4- Ashâb-ı Kehf Gençleri: Ashâb-ı Kehf kıssası, inanç uğrunda canını feda etme kıssasıdır. Putperest bir kavmin içinde Allah’ın varlığına ve birliğine inanan birkaç genç, bu inançlarını dile getirip putperestliğe karşı çıkmışlar; toplumun zulüm ve baskısından korunmak için bir mağaraya sığınmak zorunda kalmışlardı. Yanlarındaki köpekleriyle birlikte mağarada derin bir uykuya dalan bu gençler, muhtemelen 309 yıl sonra uyanmışlardır. Burada bir gün veya daha kısa bir süre uyuduklarını zanneden gençler, içlerinden birini yiyecek almak üzere şehre gönderdiklerinde olay anlaşılmıştı. Onların durumunu öğrenen insanlar, Allah’ın vadinin hak olduğuna inanmışlardı.
Ayet-i kerimelerde şöyle buyruluyor: “Yoksa sen, bizim ayetlerimizden olan Ashâb-ı Kehf ve Rakîm’i mi şaşırtıcı buldun? O gençler mağaraya sığınmışlar ve “Rabbimiz! Bize katından rahmet gönder ve bize içinde bulunduğumuz durumdan bir çıkış yolu göster!” demişlerdi. Bunun üzerine biz de onları o mağarada yıllarca derin bir uykuya daldırdık. Sonra da iki gruptan hangisinin, kaldıkları müddeti daha iyi hesap edip değerlendireceğini ortaya koyalım diye onları uyandırdık. (Kehf 9-12) “Onlar mağaralarında üç yüzyıl kaldılar, buna dokuz yıl da ilâve ettiler” (Kehf 25).
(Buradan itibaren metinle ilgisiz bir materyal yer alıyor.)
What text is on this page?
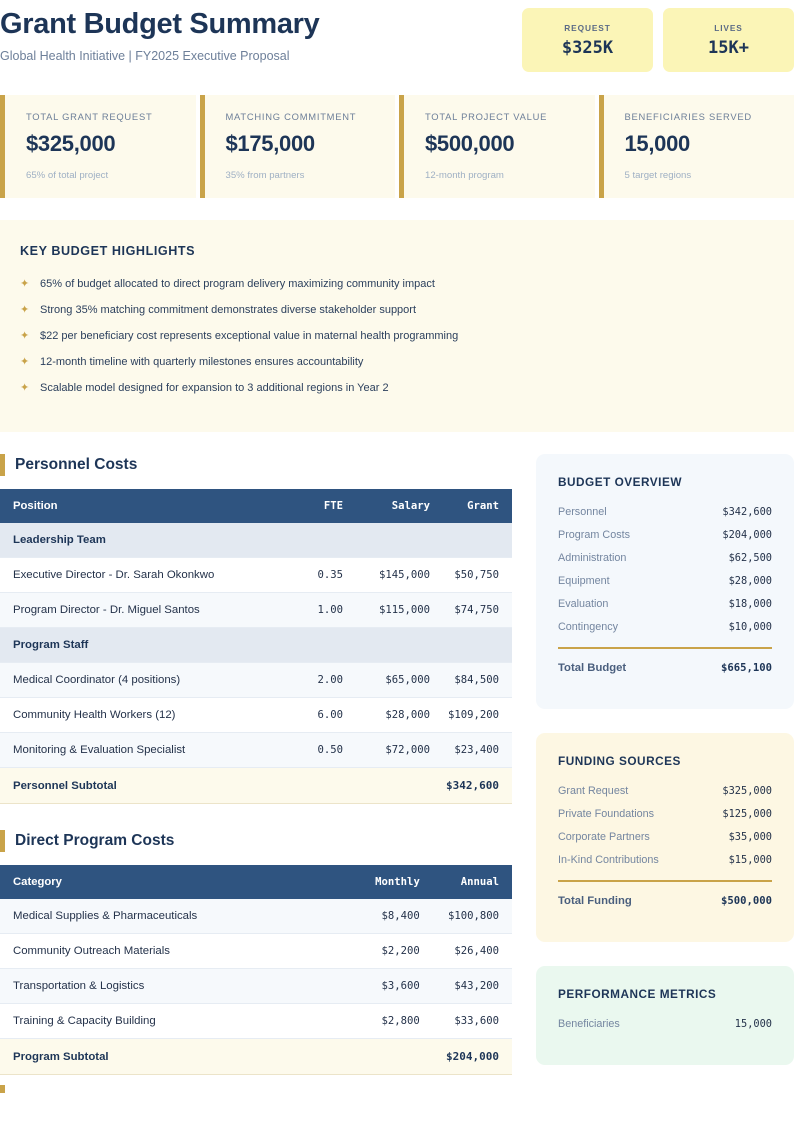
Grant Budget Summary
Global Health Initiative | FY2025 Executive Proposal
REQUEST
$325K
LIVES
15K+
TOTAL GRANT REQUEST
$325,000
65% of total project
MATCHING COMMITMENT
$175,000
35% from partners
TOTAL PROJECT VALUE
$500,000
12-month program
BENEFICIARIES SERVED
15,000
5 target regions
KEY BUDGET HIGHLIGHTS
✦ 65% of budget allocated to direct program delivery maximizing community impact
✦ Strong 35% matching commitment demonstrates diverse stakeholder support
✦ $22 per beneficiary cost represents exceptional value in maternal health programming
✦ 12-month timeline with quarterly milestones ensures accountability
✦ Scalable model designed for expansion to 3 additional regions in Year 2
Personnel Costs
Position	FTE	Salary	Grant
Leadership Team			
Executive Director - Dr. Sarah Okonkwo	0.35	$145,000	$50,750
Program Director - Dr. Miguel Santos	1.00	$115,000	$74,750
Program Staff			
Medical Coordinator (4 positions)	2.00	$65,000	$84,500
Community Health Workers (12)	6.00	$28,000	$109,200
Monitoring & Evaluation Specialist	0.50	$72,000	$23,400
Personnel Subtotal			$342,600
Direct Program Costs
Category	Monthly	Annual
Medical Supplies & Pharmaceuticals	$8,400	$100,800
Community Outreach Materials	$2,200	$26,400
Transportation & Logistics	$3,600	$43,200
Training & Capacity Building	$2,800	$33,600
Program Subtotal		$204,000
BUDGET OVERVIEW
Personnel	$342,600
Program Costs	$204,000
Administration	$62,500
Equipment	$28,000
Evaluation	$18,000
Contingency	$10,000
Total Budget	$665,100
FUNDING SOURCES
Grant Request	$325,000
Private Foundations	$125,000
Corporate Partners	$35,000
In-Kind Contributions	$15,000
Total Funding	$500,000
PERFORMANCE METRICS
Beneficiaries	15,000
“Mağara arkadaşları” dediğimiz Ashâb-ı Kehf kıssasının geçtiği yer hakkında çeşitli rivayetler vardır. Bunlardan biri de, Mersin- Tarsus ilçesinin 12 km. kuzeyindeki Dedeler Köyü’nde, Encülüs Dağı eteklerinde yer alan mağaradır. Bu mağaranın üzerine, 1873 yılında Sultan Abdülaziz tarafından bir cami yaptırılmıştır. Ayette geçen “rakîm”, “üzerinde isim yazılı levha” demektir.
Bu surenin 25’inci ayeti yorumlayan âlimler, bu gençlerin mağarada; güneş takvimine göre 300 yıl, ay takvimine göre ise 309 yıl kaldıklarını söylerler.
(Yararlanılan Kaynaklar: TDV Kuran Yolu Tefsiri, Taberi Tefsiri)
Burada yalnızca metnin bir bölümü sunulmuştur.